Lorsque le 2 juillet, la population de Petrograd apprit l’échec de l’offensive russe, la situation se tendit très rapidement.
Stationnés dans le quartier industriel de Vyborg, les 10 000 soldats du 1er -régiment de mitrailleurs, l’unité militaire la plus importante de Petrograd, mais aussi la plus infiltrée par les bolcheviques, se mutinèrent, craignant d’être envoyés au front.
Le gouvernement débordé
Les mutins mirent en place un comité révolutionnaire et envoyèrent des émissaires dans les usines, dans les autres unités militaires de la capitale ainsi qu’à la base navale de Petrograd, pour leur proposer de se joindre à la manifestation qu’ils envisageaient d’organiser le lendemain, afin de demander la destitution du gouvernement provisoire et le transfert du pouvoir au Soviet.
Le lendemain, 3 juillet, renforcés par les marins de Cronstadt et les autres unités militaires stationnées dans la capitale, mais aussi par des dizaines de milliers d’ouvriers, les soldats du 1er régiment de mitrailleurs déferlèrent dans le centre de Petrograd pour arriver devant le palais de Tauride, siège du Soviet, afin de lui remettre le pouvoir. Totalement débordé, le gouvernement avait perdu le contrôle de la capitale, les rares points de résistance ayant été balayés par les manifestants armés. Pour la bourgeoisie, ces manifestations ne constituaient qu’une tentative de coup d’État des bolcheviques, dont les mots d’ordres – « À bas les ministres capitalistes » et « Tout le pouvoir aux soviets » – étaient ceux que les manifestants -mettaient en avant.
La poussée bolchevique
L’insurrection de Petrograd mettait de fait en évidence l’extra-ordinaire montée en puissance des bolcheviques qui étaient en quelques semaines devenus la principale force politique de Petrograd, passant de 2 000 à 32 000 adhérents entre février et juin 1917. Appuyés sur de nombreux journaux quotidiens, ainsi que sur des cercles organisant des dizaines de milliers de sympathisants, ils avaient acquis une très large influence tant dans les usines de Petrograd qu’au sein des unités militaires.

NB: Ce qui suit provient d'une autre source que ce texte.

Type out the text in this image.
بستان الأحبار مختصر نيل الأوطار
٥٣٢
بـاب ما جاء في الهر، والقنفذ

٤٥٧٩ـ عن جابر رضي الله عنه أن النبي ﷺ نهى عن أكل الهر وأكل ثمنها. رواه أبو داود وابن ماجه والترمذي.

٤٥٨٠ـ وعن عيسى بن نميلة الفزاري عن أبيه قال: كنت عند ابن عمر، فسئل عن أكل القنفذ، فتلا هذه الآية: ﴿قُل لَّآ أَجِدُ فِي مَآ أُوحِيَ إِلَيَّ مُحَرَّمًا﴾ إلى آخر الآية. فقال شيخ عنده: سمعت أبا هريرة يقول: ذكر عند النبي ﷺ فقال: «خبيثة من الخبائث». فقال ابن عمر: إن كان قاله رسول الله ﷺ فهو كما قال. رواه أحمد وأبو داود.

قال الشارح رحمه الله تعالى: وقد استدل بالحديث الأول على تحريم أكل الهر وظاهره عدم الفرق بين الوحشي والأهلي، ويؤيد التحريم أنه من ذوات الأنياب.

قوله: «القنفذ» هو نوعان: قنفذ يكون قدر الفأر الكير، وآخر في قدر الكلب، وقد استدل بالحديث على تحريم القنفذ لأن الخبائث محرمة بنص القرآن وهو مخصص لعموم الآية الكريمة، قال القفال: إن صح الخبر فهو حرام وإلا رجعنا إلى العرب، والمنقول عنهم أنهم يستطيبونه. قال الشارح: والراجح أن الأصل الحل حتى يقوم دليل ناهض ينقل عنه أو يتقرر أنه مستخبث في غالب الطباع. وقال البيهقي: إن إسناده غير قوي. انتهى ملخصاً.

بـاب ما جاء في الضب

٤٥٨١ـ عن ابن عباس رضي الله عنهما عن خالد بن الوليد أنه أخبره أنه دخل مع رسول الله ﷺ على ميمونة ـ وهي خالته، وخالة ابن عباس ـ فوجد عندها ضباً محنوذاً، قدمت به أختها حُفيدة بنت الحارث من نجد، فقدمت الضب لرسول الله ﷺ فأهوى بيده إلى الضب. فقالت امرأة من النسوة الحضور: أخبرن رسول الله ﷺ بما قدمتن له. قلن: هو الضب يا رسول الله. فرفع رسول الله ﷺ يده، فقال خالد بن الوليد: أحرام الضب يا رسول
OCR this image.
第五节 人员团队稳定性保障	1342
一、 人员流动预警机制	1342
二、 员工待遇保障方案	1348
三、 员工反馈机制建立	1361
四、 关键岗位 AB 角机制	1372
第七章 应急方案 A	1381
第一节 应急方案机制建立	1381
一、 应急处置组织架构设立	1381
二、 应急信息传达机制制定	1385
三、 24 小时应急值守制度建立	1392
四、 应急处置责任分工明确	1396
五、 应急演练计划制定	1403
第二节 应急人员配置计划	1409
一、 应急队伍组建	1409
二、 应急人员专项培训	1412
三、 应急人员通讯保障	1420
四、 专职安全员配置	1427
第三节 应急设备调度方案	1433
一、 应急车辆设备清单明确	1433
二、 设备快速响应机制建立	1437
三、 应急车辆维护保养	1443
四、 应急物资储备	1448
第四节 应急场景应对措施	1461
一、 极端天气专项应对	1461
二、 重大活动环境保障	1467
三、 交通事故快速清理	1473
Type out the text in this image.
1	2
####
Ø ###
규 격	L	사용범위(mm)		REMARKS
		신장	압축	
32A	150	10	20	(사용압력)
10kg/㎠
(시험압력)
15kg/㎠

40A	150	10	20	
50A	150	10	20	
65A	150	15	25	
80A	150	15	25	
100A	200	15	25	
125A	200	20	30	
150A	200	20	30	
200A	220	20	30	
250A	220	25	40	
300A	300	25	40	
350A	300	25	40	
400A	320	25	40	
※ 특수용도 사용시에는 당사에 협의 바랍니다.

Depuis des mois, les bolcheviques menaient une campagne de masse, aussi simple qu’efficace, autour de deux grands mots d’ordre : « la paix » et « du pain », en expliquant que la condition pour les réaliser était de déposer les ministres capitalistes et de transférer le pouvoir au Soviet. C’est cette ligne que les mutins de Petrograd voulaient mettre en pratique et c’est pour cela qu’ils vinrent, le 4 juillet, devant la villa Kschessinska, siège des -bolcheviques, leur offrir le pouvoir.
Qui pour exercer le pouvoir ?
La direction des bolcheviques se trouvait toutefois dans une situation peu enviable. Les manifestations des 3 et 4 juillet s’étaient en effet faites sur leurs mots d’ordre et avaient été animés par leurs propres militants. Toutefois, la situation concrète pointait une faiblesse majeure de leur politique : le mot d’ordre « Tout le pouvoir aux soviets » avait en effet un caractère abstrait, dans la mesure où le soviet de Petrograd – comme d’ailleurs la quasi-totalité des soviets de province – ne voulait pas de ce pouvoir et soutenait le -gouvernement provisoire.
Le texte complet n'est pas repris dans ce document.